Après avoir traversé Newport, je laissai à ma droite le joli village de Carisbrooke avec ses arbres, ses jardins, son église, flanquée d'une haute tour, dont le cadran fait voir les heures aux campagnards éloignés; la mer est à l'horizon, et à mesure que je montais, me rapprochant de la forteresse, l'étendue des flots se déroulait plus immense. Je marchais sous de grands arbres séculaires, dans des sentiers de gazon, au pied des remparts en ruine. Je passai sous une grande arche de porte sans fermeture, et j'arrivai sous la voûte profonde de pierre, flanquée de deux bastions, qui sert d'entrée à la forteresse. Je me trouvai alors dans une espèce de place d'armes. Je me dirigeai à l'aventure, et j'escaladai les débris des remparts, auxquels s'enchevêtrent des arbustes, des sureaux et des ronces. Le hasard m'avait bien guidée; c'est là que se trouve la fenêtre de la citadelle par laquelle Charles Ier tenta de s'échapper. Cette fenêtre, formée de deux ogives, était voisine de la chambre du prisonnier. Chaque ogive n'avait d'abord qu'un barreau, mais, après la tentative d'évasion, le barreau fut doublé. Un figuier et une vigne sauvage s'enlacent maintenant à cette fenêtre et y forment un treillis. Tandis que je regardais la base des remparts extérieurs, à travers le feuillage frissonnant à la brise de mer qui soufflait de l'ouest, j'entendis dans la grande cour de la forteresse une voix de jeune fille qui me disait en anglais: «Quand madame aura vu à son gré les ruines, je la conduirai dans les appartements fermés.» Celle qui me parlait ainsi paraissait avoir dix-huit ans. Sa taille était élancée, son visage avait un éclat de carnation que possèdent seules les jeunes Anglaises; j'en dirai autant de ses yeux noirs, tranquilles et profonds; ce ne sont point les yeux des Italiennes, ils ont plus de pensée et moins de flamme; sa chevelure brune et abondante était nattée sous un chapeau rond en paille grise. Elle portait une robe en mousseline blanche et lilas, dont le corsage flottant était fermé au cou par un noeud de ruban cerise; les manches laissaient le bras à découvert jusqu'au coude; les mains étaient voilées par de petites mitaines en filet noir. Elle avait dans toute sa personne cette propreté anglaise irréprochable.
Je lui demandai comment elle possédait les clefs du château; elle me répondit qu'elle était la fille du concierge du lord gouverneur (c'est toujours un lord qui est le gouverneur titulaire de ces ruines), et qu'elle était chargée d'accompagner les visiteurs. Avant de la suivre dans les appartements intérieurs, je voulus continuer mon exploration des remparts et des tours démantelées. Tout ce qui reste des remparts était couvert d'une végétation vigoureuse; les genêts et les sureaux en fleurs répandaient dans l'air leurs chauds parfums qui me rappelèrent ceux des campagnes du Midi.

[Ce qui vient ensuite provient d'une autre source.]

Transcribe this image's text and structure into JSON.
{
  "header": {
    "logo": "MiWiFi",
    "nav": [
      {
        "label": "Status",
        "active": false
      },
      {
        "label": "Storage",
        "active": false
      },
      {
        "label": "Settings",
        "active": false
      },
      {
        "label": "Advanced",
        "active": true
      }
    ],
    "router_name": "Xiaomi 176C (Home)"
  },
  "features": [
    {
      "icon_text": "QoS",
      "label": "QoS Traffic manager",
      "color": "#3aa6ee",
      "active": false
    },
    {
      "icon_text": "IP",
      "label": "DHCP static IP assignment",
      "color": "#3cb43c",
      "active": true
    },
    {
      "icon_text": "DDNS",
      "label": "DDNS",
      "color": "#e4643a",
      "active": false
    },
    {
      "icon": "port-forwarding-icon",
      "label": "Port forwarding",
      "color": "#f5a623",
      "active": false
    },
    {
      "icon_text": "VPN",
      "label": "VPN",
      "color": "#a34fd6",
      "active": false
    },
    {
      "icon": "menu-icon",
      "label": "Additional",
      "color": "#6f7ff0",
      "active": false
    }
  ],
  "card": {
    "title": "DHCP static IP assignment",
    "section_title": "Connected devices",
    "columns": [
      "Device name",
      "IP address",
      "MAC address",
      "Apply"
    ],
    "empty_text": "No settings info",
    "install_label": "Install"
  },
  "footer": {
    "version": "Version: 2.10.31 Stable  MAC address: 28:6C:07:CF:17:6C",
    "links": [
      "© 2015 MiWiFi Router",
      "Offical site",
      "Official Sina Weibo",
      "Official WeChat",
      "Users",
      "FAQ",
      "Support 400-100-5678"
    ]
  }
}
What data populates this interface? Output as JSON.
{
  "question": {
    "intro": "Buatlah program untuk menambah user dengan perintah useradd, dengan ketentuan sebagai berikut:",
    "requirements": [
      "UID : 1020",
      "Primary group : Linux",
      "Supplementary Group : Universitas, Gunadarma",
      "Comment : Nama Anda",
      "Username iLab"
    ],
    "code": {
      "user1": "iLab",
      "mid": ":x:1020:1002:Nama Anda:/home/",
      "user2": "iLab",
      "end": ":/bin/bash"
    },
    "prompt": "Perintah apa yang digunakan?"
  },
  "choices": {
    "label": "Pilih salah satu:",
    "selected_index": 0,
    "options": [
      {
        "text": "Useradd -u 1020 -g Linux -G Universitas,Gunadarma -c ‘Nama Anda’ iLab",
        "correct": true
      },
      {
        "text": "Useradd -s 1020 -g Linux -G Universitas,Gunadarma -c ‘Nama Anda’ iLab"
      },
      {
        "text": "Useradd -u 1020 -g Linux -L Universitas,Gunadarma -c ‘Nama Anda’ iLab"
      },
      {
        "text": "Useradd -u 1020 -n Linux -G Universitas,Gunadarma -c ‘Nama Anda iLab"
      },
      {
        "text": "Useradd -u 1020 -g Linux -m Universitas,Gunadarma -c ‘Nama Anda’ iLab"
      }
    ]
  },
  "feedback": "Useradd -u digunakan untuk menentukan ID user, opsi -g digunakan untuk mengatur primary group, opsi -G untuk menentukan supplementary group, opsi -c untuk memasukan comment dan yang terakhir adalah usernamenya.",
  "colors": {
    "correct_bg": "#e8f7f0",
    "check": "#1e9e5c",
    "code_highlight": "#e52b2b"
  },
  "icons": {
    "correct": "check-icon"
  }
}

Les abeilles assiégeaient ces fleurs pour y prendre leur miel.
Je descendis des remparts, je traversai la place d'armes, je laissai à ma gauche les bâtiments plus modernes que la jeune fille devait me montrer, et je me dirigeai vers la tour principale, la grande tour bâtie par les Romains, près de laquelle s'élèvent deux magnifiques sapins. Les chroniques des sixième et neuvième siècles parlent de cette tour comme d'une place très-importante; elle avait alors à sa base un puits de trois cents pieds de profondeur, qui fut comblé plus tard comme inutile. On monte jusqu'au sommet effondré de cette tour par un escalier de soixante-douze marches très-hautes et très-rudes, qui de loin font ressembler cet escalier à une échelle presque perpendiculaire. A l'angle sud-est de la tour romaine sont les restes d'une autre tour plus basse appelée Montjoye, dont les murs ont dix-huit pieds d'épaisseur. Arrivée sur le parapet en ruine qui couronne la haute tour romaine, je m'assis sur des touffes de bruyères pour contempler longuement la mer et la campagne qui se déroulaient sous mes yeux.